Ekologi yang sedang terancam ini melahirkan sikap serta ekspresi manusia dalam usaha untuk menunjukkan kepedulian dan menghentikan kerusakan alam. Ekspresi tersebut antara lain terwujud dalam teater. Dalam kumpulan esainya Theatre Ecology, Baz Kershaw menggunakan istilah ekologi dalam teater sebagai metafora dan model teori yang menjelaskan tentang hubungan kompleks antara teater, media kontemporer, sikap protes dan masyarakat kekinian. Perkembangan media baru pada seni, khususnya teater turut memicu eksperimentasi dalam proses kreatif. Seni teater juga dituntut untuk bisa beradaptasi dengan perubahan lingkungan dan kondisi zaman sekarang. Salah satunya beradaptasi dengan isu lingkungan dengan menunjukkan sikap melalui ekspresi seni. Munculnya media baru di zaman sekarang memberikan ruang yang luas bagi masyarakat untuk menyuarakan aspirasi, keprihatinan, kepedulian dan bahkan protes tentang kondisi lingkungannya. Sikap-sikap ini menjadi lebih efektif jika disampaikan dengan cara performatif. Hal ini turut sesuai dengan karakter masyarakat kontemporer yang bersifat performatif. Di zaman sekarang, orang cenderung ekspresif, dengan kerap menunjukkan identitas dirinya melalui simbol-simbol kebudayaan atau melalui barang yang ia konsumsi. Karakter performatif merupakan wujud aktualisasi diri dengan memproduksi makna sebagai cara dia bersosialisasi dengan lingkungan sekitarnya. Perilaku sehari-hari kerap dipertunjukkan kepada publik untuk membentuk citra diri atau pandangan publik tentang dirinya. Dari sinilah, seni pertunjukan teater menjadi cara yang cukup efektif dalam mengkonstruksi pandangan publik, antara lain perihal isu ekologi.

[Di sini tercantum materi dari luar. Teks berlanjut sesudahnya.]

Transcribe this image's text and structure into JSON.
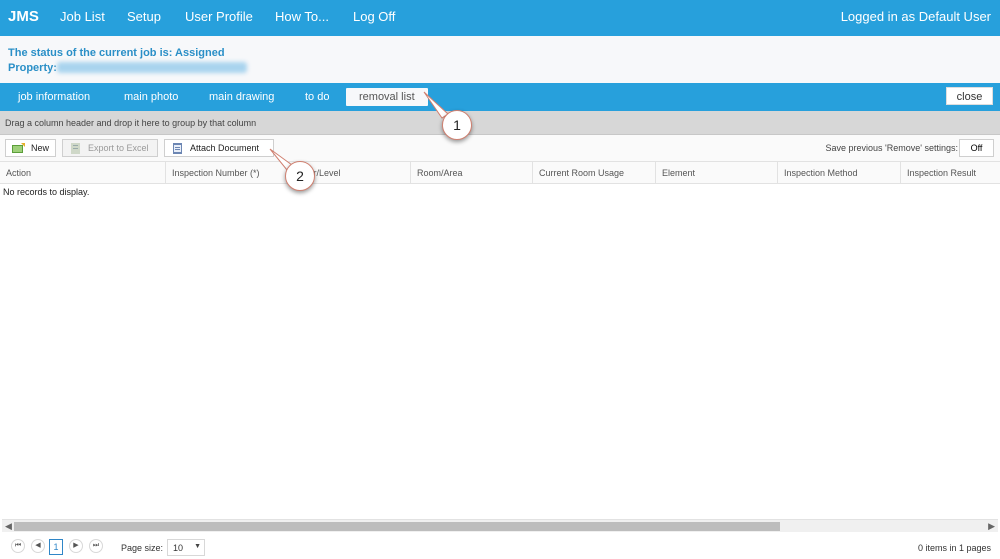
{
  "app": {
    "brand": "JMS",
    "logged_in": "Logged in as Default User"
  },
  "nav": [
    "Job List",
    "Setup",
    "User Profile",
    "How To...",
    "Log Off"
  ],
  "status": {
    "line1": "The status of the current job is: Assigned",
    "property_label": "Property:"
  },
  "tabs": [
    "job information",
    "main photo",
    "main drawing",
    "to do",
    "removal list"
  ],
  "active_tab": "removal list",
  "close_label": "close",
  "group_hint": "Drag a column header and drop it here to group by that column",
  "toolbar": {
    "new_label": "New",
    "export_label": "Export to Excel",
    "attach_label": "Attach Document",
    "save_setting_label": "Save previous 'Remove' settings:",
    "save_setting_value": "Off"
  },
  "columns": [
    "Action",
    "Inspection Number (*)",
    "Floor/Level",
    "Room/Area",
    "Current Room Usage",
    "Element",
    "Inspection Method",
    "Inspection Result"
  ],
  "empty_text": "No records to display.",
  "pager": {
    "current_page": "1",
    "page_size_label": "Page size:",
    "page_size_value": "10",
    "items_info": "0 items in 1 pages"
  },
  "callouts": [
    "1",
    "2"
  ],
  "colors": {
    "accent": "#27a0dc",
    "status_text": "#2a8fc7"
  }
}
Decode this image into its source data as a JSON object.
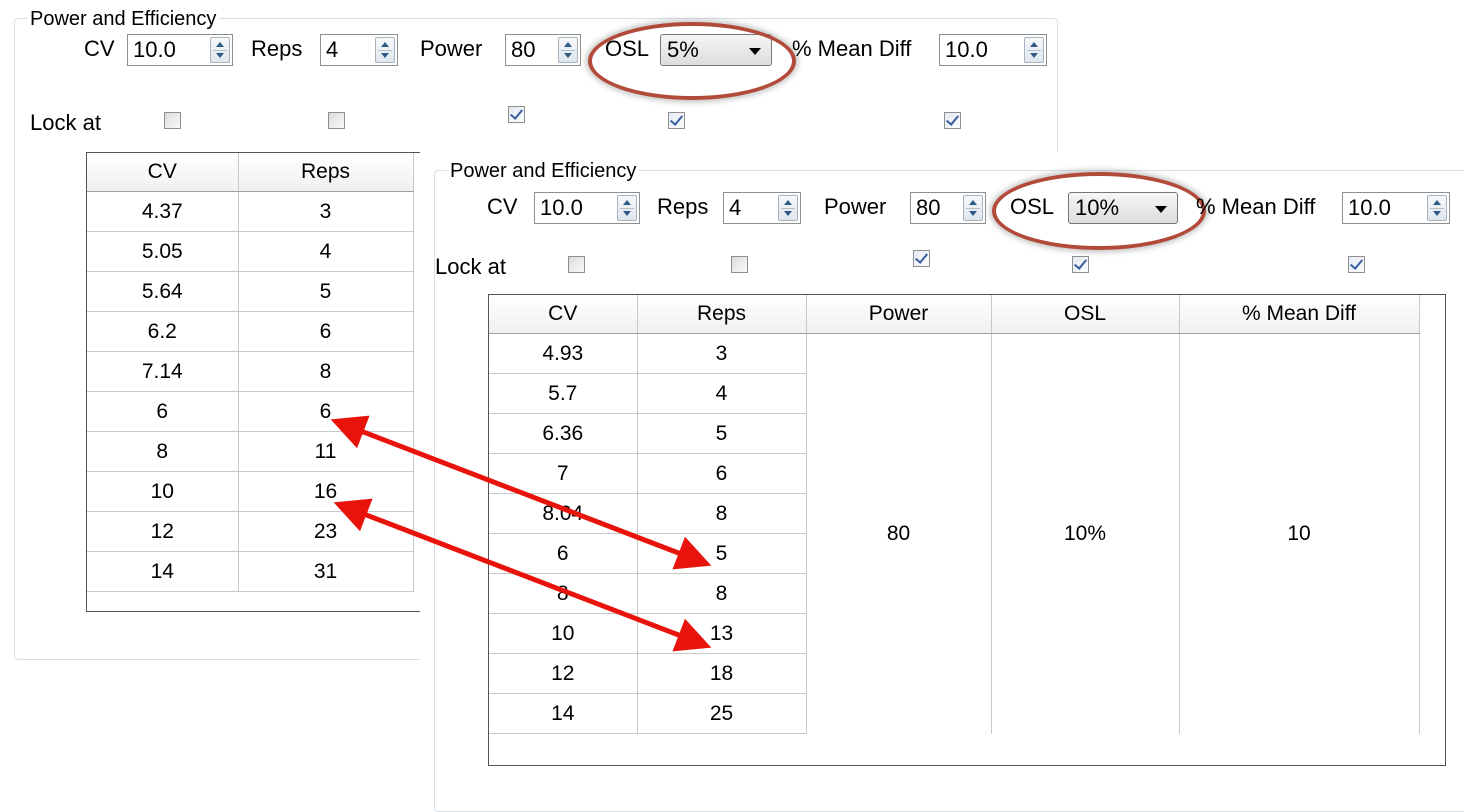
{
  "back": {
    "title": "Power and Efficiency",
    "cv_label": "CV",
    "cv_value": "10.0",
    "reps_label": "Reps",
    "reps_value": "4",
    "power_label": "Power",
    "power_value": "80",
    "osl_label": "OSL",
    "osl_value": "5%",
    "mean_diff_label": "% Mean Diff",
    "mean_diff_value": "10.0",
    "lock_label": "Lock at",
    "locks": [
      false,
      false,
      true,
      true,
      true
    ],
    "columns": [
      "CV",
      "Reps"
    ],
    "rows": [
      [
        "4.37",
        "3"
      ],
      [
        "5.05",
        "4"
      ],
      [
        "5.64",
        "5"
      ],
      [
        "6.2",
        "6"
      ],
      [
        "7.14",
        "8"
      ],
      [
        "6",
        "6"
      ],
      [
        "8",
        "11"
      ],
      [
        "10",
        "16"
      ],
      [
        "12",
        "23"
      ],
      [
        "14",
        "31"
      ]
    ]
  },
  "front": {
    "title": "Power and Efficiency",
    "cv_label": "CV",
    "cv_value": "10.0",
    "reps_label": "Reps",
    "reps_value": "4",
    "power_label": "Power",
    "power_value": "80",
    "osl_label": "OSL",
    "osl_value": "10%",
    "mean_diff_label": "% Mean Diff",
    "mean_diff_value": "10.0",
    "lock_label": "Lock at",
    "locks": [
      false,
      false,
      true,
      true,
      true
    ],
    "columns": [
      "CV",
      "Reps",
      "Power",
      "OSL",
      "% Mean Diff"
    ],
    "rows": [
      [
        "4.93",
        "3"
      ],
      [
        "5.7",
        "4"
      ],
      [
        "6.36",
        "5"
      ],
      [
        "7",
        "6"
      ],
      [
        "8.04",
        "8"
      ],
      [
        "6",
        "5"
      ],
      [
        "8",
        "8"
      ],
      [
        "10",
        "13"
      ],
      [
        "12",
        "18"
      ],
      [
        "14",
        "25"
      ]
    ],
    "merged": {
      "power": "80",
      "osl": "10%",
      "mean_diff": "10"
    }
  },
  "colors": {
    "highlight_oval": "#b24a3a",
    "arrow": "#e8140c"
  }
}
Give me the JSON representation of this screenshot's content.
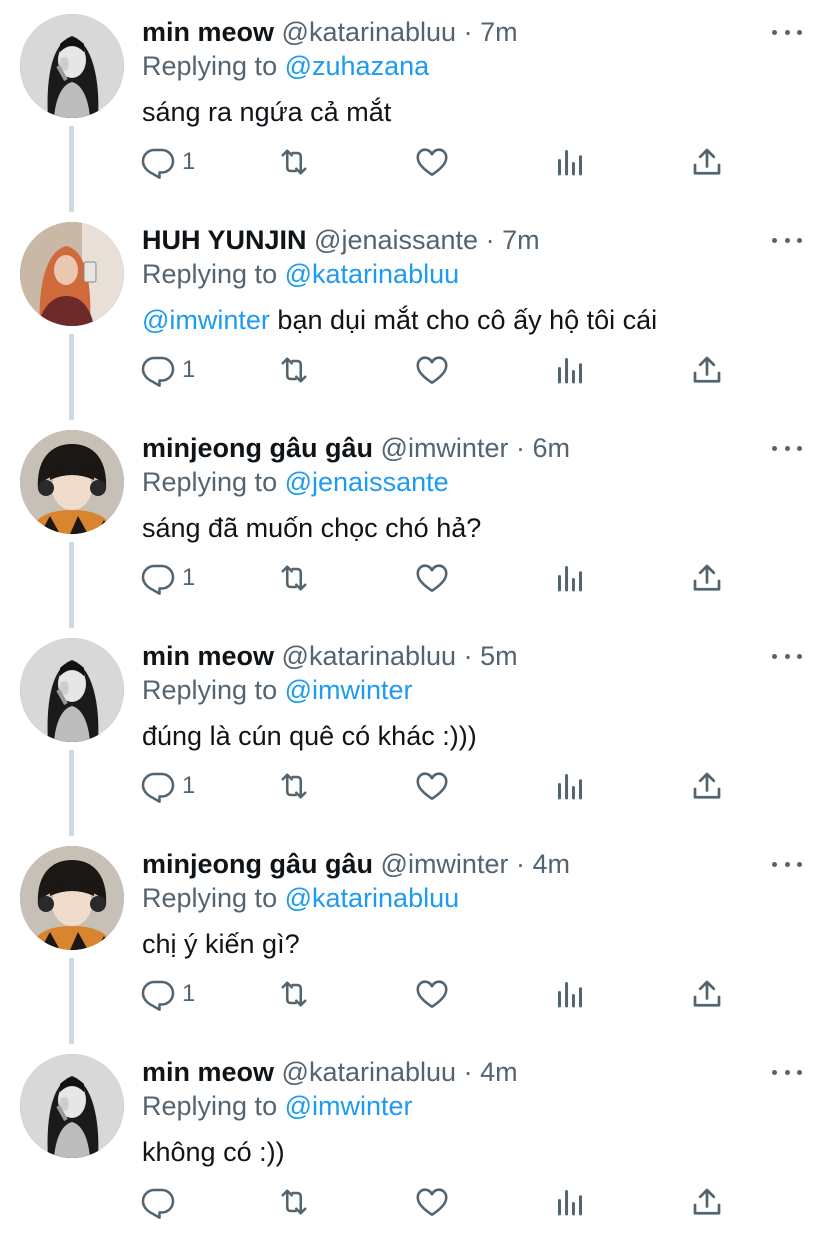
{
  "colors": {
    "accent": "#1d9bf0",
    "muted": "#536471",
    "text": "#0f1419",
    "line": "#cfd9de"
  },
  "icons": {
    "reply": "reply-icon",
    "retweet": "retweet-icon",
    "like": "heart-icon",
    "views": "views-icon",
    "share": "share-icon",
    "more": "more-icon"
  },
  "tweets": [
    {
      "name": "min meow",
      "handle": "@katarinabluu",
      "dot": "·",
      "time": "7m",
      "replying_label": "Replying to",
      "replying_to": "@zuhazana",
      "mention": "",
      "text": "sáng ra ngứa cả mắt",
      "reply_count": "1"
    },
    {
      "name": "HUH YUNJIN",
      "handle": "@jenaissante",
      "dot": "·",
      "time": "7m",
      "replying_label": "Replying to",
      "replying_to": "@katarinabluu",
      "mention": "@imwinter",
      "text": " bạn dụi mắt cho cô ấy hộ tôi cái",
      "reply_count": "1"
    },
    {
      "name": "minjeong gâu gâu",
      "handle": "@imwinter",
      "dot": "·",
      "time": "6m",
      "replying_label": "Replying to",
      "replying_to": "@jenaissante",
      "mention": "",
      "text": "sáng đã muốn chọc chó hả?",
      "reply_count": "1"
    },
    {
      "name": "min meow",
      "handle": "@katarinabluu",
      "dot": "·",
      "time": "5m",
      "replying_label": "Replying to",
      "replying_to": "@imwinter",
      "mention": "",
      "text": "đúng là cún quê có khác :)))",
      "reply_count": "1"
    },
    {
      "name": "minjeong gâu gâu",
      "handle": "@imwinter",
      "dot": "·",
      "time": "4m",
      "replying_label": "Replying to",
      "replying_to": "@katarinabluu",
      "mention": "",
      "text": "chị ý kiến gì?",
      "reply_count": "1"
    },
    {
      "name": "min meow",
      "handle": "@katarinabluu",
      "dot": "·",
      "time": "4m",
      "replying_label": "Replying to",
      "replying_to": "@imwinter",
      "mention": "",
      "text": "không có :))",
      "reply_count": ""
    }
  ]
}
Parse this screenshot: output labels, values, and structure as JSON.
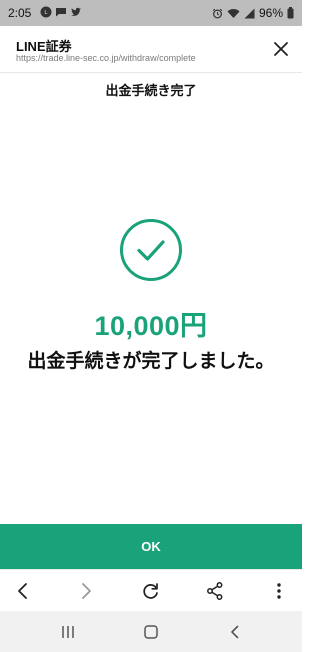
{
  "status_bar": {
    "time": "2:05",
    "battery": "96%"
  },
  "browser": {
    "site_title": "LINE証券",
    "url": "https://trade.line-sec.co.jp/withdraw/complete"
  },
  "page": {
    "title": "出金手続き完了",
    "amount": "10,000円",
    "message": "出金手続きが完了しました。",
    "ok_label": "OK"
  },
  "colors": {
    "accent": "#1aa27a",
    "status_bar_bg": "#bdbdbd"
  },
  "icons": {
    "status_left": [
      "line-app-icon",
      "message-icon",
      "twitter-icon"
    ],
    "status_right": [
      "alarm-icon",
      "wifi-icon",
      "signal-icon"
    ],
    "toolbar": [
      "back-icon",
      "forward-icon",
      "reload-icon",
      "share-icon",
      "more-vertical-icon"
    ],
    "nav": [
      "recent-apps-icon",
      "home-icon",
      "nav-back-icon"
    ]
  }
}
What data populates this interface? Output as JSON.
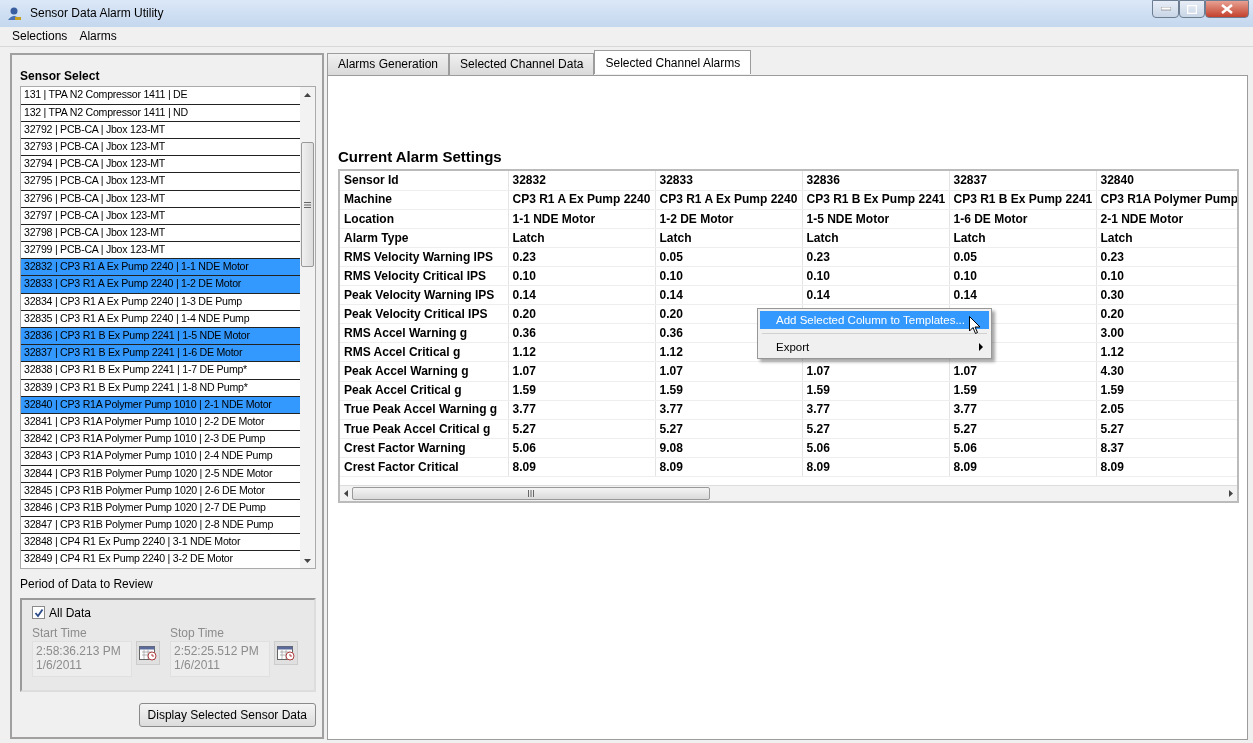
{
  "window": {
    "title": "Sensor Data Alarm Utility"
  },
  "menu": [
    "Selections",
    "Alarms"
  ],
  "sensor_select": {
    "title": "Sensor Select",
    "items": [
      {
        "label": "131 | TPA N2 Compressor 1411 | DE",
        "selected": false
      },
      {
        "label": "132 | TPA N2 Compressor 1411 | ND",
        "selected": false
      },
      {
        "label": "32792 | PCB-CA | Jbox 123-MT",
        "selected": false
      },
      {
        "label": "32793 | PCB-CA | Jbox 123-MT",
        "selected": false
      },
      {
        "label": "32794 | PCB-CA | Jbox 123-MT",
        "selected": false
      },
      {
        "label": "32795 | PCB-CA | Jbox 123-MT",
        "selected": false
      },
      {
        "label": "32796 | PCB-CA | Jbox 123-MT",
        "selected": false
      },
      {
        "label": "32797 | PCB-CA | Jbox 123-MT",
        "selected": false
      },
      {
        "label": "32798 | PCB-CA | Jbox 123-MT",
        "selected": false
      },
      {
        "label": "32799 | PCB-CA | Jbox 123-MT",
        "selected": false
      },
      {
        "label": "32832 | CP3 R1 A Ex Pump 2240 | 1-1 NDE Motor",
        "selected": true
      },
      {
        "label": "32833 | CP3 R1 A Ex Pump 2240 | 1-2 DE Motor",
        "selected": true
      },
      {
        "label": "32834 | CP3 R1 A Ex Pump 2240 | 1-3 DE Pump",
        "selected": false
      },
      {
        "label": "32835 | CP3 R1 A Ex Pump 2240 | 1-4 NDE Pump",
        "selected": false
      },
      {
        "label": "32836 | CP3 R1 B Ex Pump 2241 | 1-5 NDE Motor",
        "selected": true
      },
      {
        "label": "32837 | CP3 R1 B Ex Pump 2241 | 1-6 DE Motor",
        "selected": true
      },
      {
        "label": "32838 | CP3 R1 B Ex Pump 2241 | 1-7 DE Pump*",
        "selected": false
      },
      {
        "label": "32839 | CP3 R1 B Ex Pump 2241 | 1-8 ND Pump*",
        "selected": false
      },
      {
        "label": "32840 | CP3 R1A Polymer Pump 1010 | 2-1 NDE Motor",
        "selected": true
      },
      {
        "label": "32841 | CP3 R1A Polymer Pump 1010 | 2-2 DE Motor",
        "selected": false
      },
      {
        "label": "32842 | CP3 R1A Polymer Pump 1010 | 2-3 DE Pump",
        "selected": false
      },
      {
        "label": "32843 | CP3 R1A Polymer Pump 1010 | 2-4 NDE Pump",
        "selected": false
      },
      {
        "label": "32844 | CP3 R1B Polymer Pump 1020 | 2-5 NDE Motor",
        "selected": false
      },
      {
        "label": "32845 | CP3 R1B Polymer Pump 1020 | 2-6 DE Motor",
        "selected": false
      },
      {
        "label": "32846 | CP3 R1B Polymer Pump 1020 | 2-7 DE Pump",
        "selected": false
      },
      {
        "label": "32847 | CP3 R1B Polymer Pump 1020 | 2-8 NDE Pump",
        "selected": false
      },
      {
        "label": "32848 | CP4 R1 Ex Pump 2240 | 3-1 NDE Motor",
        "selected": false
      },
      {
        "label": "32849 | CP4 R1 Ex Pump 2240 | 3-2 DE Motor",
        "selected": false
      }
    ]
  },
  "period": {
    "title": "Period of Data to Review",
    "all_data": {
      "label": "All Data",
      "checked": true
    },
    "fields": [
      {
        "label": "Start Time",
        "lines": [
          "2:58:36.213 PM",
          "1/6/2011"
        ],
        "disabled": true
      },
      {
        "label": "Stop Time",
        "lines": [
          "2:52:25.512 PM",
          "1/6/2011"
        ],
        "disabled": true
      }
    ]
  },
  "display_button": "Display Selected Sensor Data",
  "tabs": [
    {
      "label": "Alarms Generation",
      "selected": false
    },
    {
      "label": "Selected Channel Data",
      "selected": false
    },
    {
      "label": "Selected Channel Alarms",
      "selected": true
    }
  ],
  "alarm_settings": {
    "title": "Current Alarm Settings",
    "row_labels": [
      "Sensor Id",
      "Machine",
      "Location",
      "Alarm Type",
      "RMS Velocity Warning IPS",
      "RMS Velocity Critical IPS",
      "Peak Velocity Warning IPS",
      "Peak Velocity Critical IPS",
      "RMS Accel Warning g",
      "RMS Accel Critical g",
      "Peak Accel Warning g",
      "Peak Accel Critical g",
      "True Peak Accel Warning g",
      "True Peak Accel Critical g",
      "Crest Factor Warning",
      "Crest Factor Critical"
    ],
    "columns": [
      {
        "cells": [
          "32832",
          "CP3 R1 A Ex Pump 2240",
          "1-1 NDE Motor",
          "Latch",
          "0.23",
          "0.10",
          "0.14",
          "0.20",
          "0.36",
          "1.12",
          "1.07",
          "1.59",
          "3.77",
          "5.27",
          "5.06",
          "8.09"
        ]
      },
      {
        "cells": [
          "32833",
          "CP3 R1 A Ex Pump 2240",
          "1-2 DE Motor",
          "Latch",
          "0.05",
          "0.10",
          "0.14",
          "0.20",
          "0.36",
          "1.12",
          "1.07",
          "1.59",
          "3.77",
          "5.27",
          "9.08",
          "8.09"
        ]
      },
      {
        "cells": [
          "32836",
          "CP3 R1 B Ex Pump 2241",
          "1-5 NDE Motor",
          "Latch",
          "0.23",
          "0.10",
          "0.14",
          null,
          null,
          null,
          "1.07",
          "1.59",
          "3.77",
          "5.27",
          "5.06",
          "8.09"
        ]
      },
      {
        "cells": [
          "32837",
          "CP3 R1 B Ex Pump 2241",
          "1-6 DE Motor",
          "Latch",
          "0.05",
          "0.10",
          "0.14",
          null,
          null,
          null,
          "1.07",
          "1.59",
          "3.77",
          "5.27",
          "5.06",
          "8.09"
        ]
      },
      {
        "cells": [
          "32840",
          "CP3 R1A Polymer Pump",
          "2-1 NDE Motor",
          "Latch",
          "0.23",
          "0.10",
          "0.30",
          "0.20",
          "3.00",
          "1.12",
          "4.30",
          "1.59",
          "2.05",
          "5.27",
          "8.37",
          "8.09"
        ]
      }
    ]
  },
  "context_menu": {
    "items": [
      {
        "kind": "action",
        "label": "Add Selected Column to Templates...",
        "selected": true
      },
      {
        "kind": "submenu",
        "label": "Export",
        "selected": false
      }
    ]
  }
}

Sikap terhadap Isu Lingkungan
Berangkat dari semangat inilah, komunitas Sakatoya berkolaborasi dengan Snooge Artwork meyajikan pertunjukan teater ekologi bertajuk #Octagon Syndrome di panggung PKKH UGM. Pentas teater ini dihelat pada 4 dan 5 Agustus 2018 dengan dukungan penuh hibah seni PKKH UGM. Teater yang disutradarai oleh B.M. Anggana ini berusaha mengekspresikan keprihatinan ekologi dengan simbol botol dan sampah plastik. Ekologi terancam dengan banyaknya sampah plastik yang notabene membutuhkan waktu 450-1.000 tahun untuk bisa terurai. Sampah plastik semakin meningkat dengan menjamurnya mini market dan mall yang banyak menjual makanan serta minuman instan dalam wadah plastik. Tempat-tempat belanja ini kerap menjadi pilihan masyarakat, yang kemudian juga membungkus belanjaannya dengan kantong plastik. Keprihatinan ini yang menjadi inspirasi dalam mempertontonkan botol dan sampah plastik sebagai estetika visual dan tema cerita #Octagon Syndrome.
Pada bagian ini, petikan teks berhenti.